Good day everyone,
I have an issue where my license usage seems to have shot through the roof and I'm receiving violations. While investigating the matter, trying to determine where the increase is, I came accross this search:
index=_internal source=*metrics.log group="per_index_thruput"
| eval MB=kb/1024
| chart sum(MB) by series
| sort - sum(MB)
I run this search on "Today"
This shows me how much data was indexed in each individual index. Problem is, when I add them all up there is still a discrepancy between the metrics log and the Splunk licensing page... by about 25% (I'm missing about 5.5GB)
Which logs should I trust? Where is the licensing page getting it's data from?
Update: Even when I sum everything for every host with this search:
index=_internal source=*metrics.log group="per_host_thruput"
| eval MB=kb/1024
| stats sum(MB)
I still get a number that's about 5.5GB less than what the licensing page is reporting.
I've tried "per_host_thruput" and "per_index_thruput" and they all give me more or less the same amount, but nowhere close to our licensing volume...
This is totally true, metrics.log does not show the license usage, for 2 reasons :
- the metrics are a top 10 sample. (top 10 indexes, top 10 source, top 10 sourcetypes, top 10 hosts...)
- the metrics do not distinguish the events counted on the license from the others. (internal logs, summary data ...)

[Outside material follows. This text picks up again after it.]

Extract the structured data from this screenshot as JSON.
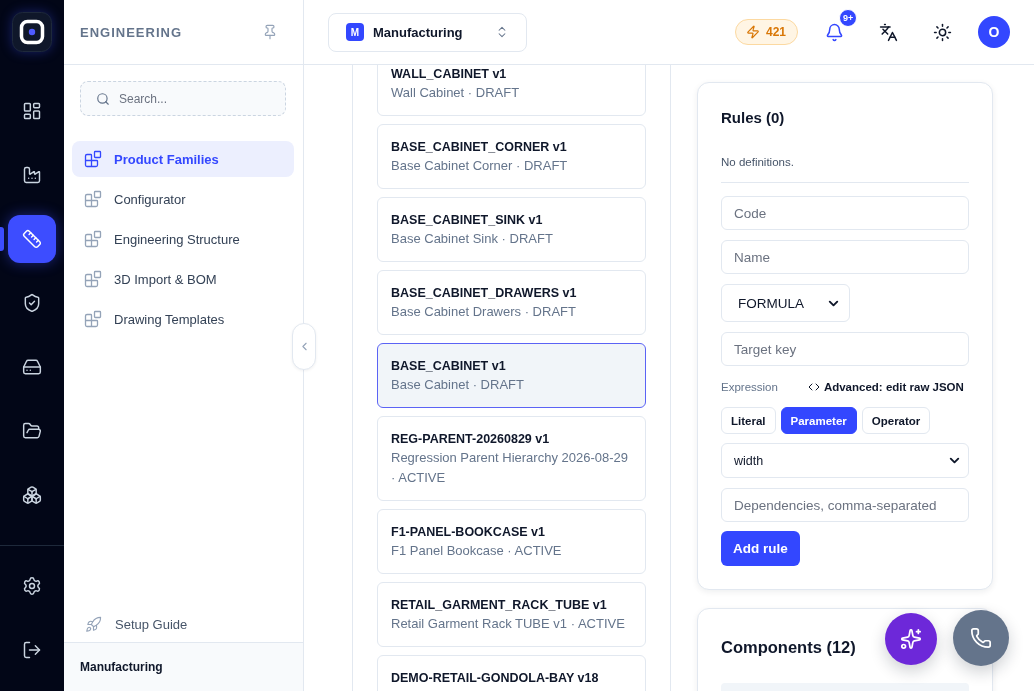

If you want to measure your license usage, use license_usage.log
see http://wiki.splunk.com/Community:TroubleshootingIndexedDataVolume
This is totally true, metrics.log does not show the license usage, for 2 reasons :
- the metrics are a top 10 sample. (top 10 indexes, top 10 source, top 10 sourcetypes, top 10 hosts...)
- the metrics do not distinguish the events counted on the license from the others. (internal logs, summary data ...)
If you want to measure your license usage, use license_usage.log
see http://wiki.splunk.com/Community:TroubleshootingIndexedDataVolume
this is a classic mistake, we should rename metrics.log to almost_metrics.log 🙂
This is the correct answer. I had no idea that metrics.log only take a "Top 10" look at things by default. This would explain a lot
How many indexes and hosts do you have? One thing about the metrics log and the per_*_thruput data is that it only logs the most active hosts/indexes/sourcetypes/sources during each little time period. So if you have a ton of hosts and indexes, it could be systematically failing to report a long tail. It would admittedly be an odd coincidence if each discrepancy was 5.5GB, but it's one idea for you.